Contenders, ready! Gladiators, ready! Cross-Your-Heart male bra, ready!
It’s back. This weekend that naff 90s Saturday Night family entertainment staple Gladiators returns to British TV — though this time on sattelite and cable only.
A few, possibly superfluous, observations:
It looks a lot kinkier. It looks, in fact, like a suburban fetish party. Rather ‘dark’, with a lot of leather and rubber and a lot of porno pouting — and that’s just the guys.
The most popular male Gladiator, ‘Spartan’, wears a skirt.
Some of the men also seem to be wearing bras. It’s difficult not to wonder they’re a bit lacking in the tit department but have good abs, so they gave them something to cover up their saggy breasts or over-large nipples.
Or maybe, along with the skirt, it is just more evidence that the male body is now as packaged and fetishised, not to mention scrutinized, as the female variety — at least on Prime Time TV.
Actually, on the basis of the new Gladiators, you could argue that women are now held up to less exacting standards. The men are showing more flesh than the ladies — and their flesh is much more spectacular. Spartan’s abs aren’t really terribly useful, but they do look fantastic, so let’s have him hanging by his arms while the camera zooms in on them.
Either way, the Gladiators, male and female, with the exception of pigtailed Battleaxe who looks like she might actually be able to handle herself in a pub fight, seem less like super-heroes than a bunch of tarts.
But then, tarting’s what we want these days. Especially on family shows like Gladiators.
It’s a measure of how mainstream metrosexuality is now, how ‘normal’ it’s become, that even naff old Gladiators has been metrosexed up — ‘for all the family’. The original series was of course also a form of lycra-clad voyeurism, but with a It’s a Knockout/PE-teacher heartiness as fig-leaf. New Gladiators, on the other hand, like the brave/terrifying new metrosexual world we’re living in, isn’t the least bit shy and doesn’t need fig-leafs. Instead, we’re given skimpier outfits and flickering, lustful, wicked flames licking around their perfect bodies.

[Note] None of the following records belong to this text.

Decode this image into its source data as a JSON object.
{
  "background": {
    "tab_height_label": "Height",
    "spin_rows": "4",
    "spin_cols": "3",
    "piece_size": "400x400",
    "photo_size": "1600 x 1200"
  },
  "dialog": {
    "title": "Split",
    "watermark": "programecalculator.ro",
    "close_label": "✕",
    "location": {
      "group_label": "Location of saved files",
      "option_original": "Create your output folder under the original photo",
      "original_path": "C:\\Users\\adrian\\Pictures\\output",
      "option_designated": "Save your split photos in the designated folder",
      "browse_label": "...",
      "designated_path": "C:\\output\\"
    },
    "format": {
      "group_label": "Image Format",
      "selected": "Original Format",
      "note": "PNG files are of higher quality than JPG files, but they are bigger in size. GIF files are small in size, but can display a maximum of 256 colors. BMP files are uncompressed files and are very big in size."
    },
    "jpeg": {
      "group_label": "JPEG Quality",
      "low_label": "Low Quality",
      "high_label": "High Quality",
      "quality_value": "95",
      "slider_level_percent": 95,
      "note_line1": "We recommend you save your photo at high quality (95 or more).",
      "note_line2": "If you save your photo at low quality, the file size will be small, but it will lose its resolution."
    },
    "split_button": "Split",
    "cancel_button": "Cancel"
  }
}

Sometimes the effect though can be very confusing. Atlas (left), with that long blond hair and sly wink he does on the website, looks less like Charles Atlas, than a cross between Popeye, Jessica Rabbit and Dick Emery. It used to be said that female bodybuilders looked like men in wigs — but looking at Atlas I can’t work out who or what is wearing the wig. Transexy time again.
Perhaps inevitably the trailer for the new series includes a pastiche of the hit 2000 film Gladiator, set in the Coliseum. Gladiators were slaves, commodities of worked-out human flesh that were bought and sold and pitted against one another in a life and death struggle by Roman showbiz at the point of a sword. Now though it’s done at the point of a TV contract. Who says civilization doesn’t advance?
Perhaps I’m reading too much in again, but to my eye this adds a layer of irony to the inclusion of several black Gladiators — in an attempt to update the format to reflect multi-racial Britain. Or perhaps simply to make it look more ‘exotic’ and saleable.
The muscliest gladiators meanwhile seem even musclier. Atlas and Destroyer look more impossibly massive than the big Gladiators of the Nineties series, such as Hunter and Wolf. The bar has, literally, been raised. Their shoulders in particular are vast — perhaps because since the 90s, partly down to the original Gladiators series, we’ve all got a personal fitness trainer — or are related to one. So they have to be EVEN BIGGER.
Or perhaps it’s because we’ve all got widescreen TVs now.
Somehow I don’t think it terribly likely the steroid ‘epidemic’ that drug agencies have warned is rampaging amongst young men today because they want a desirable body like the ones they see in the media will abate anytime soon.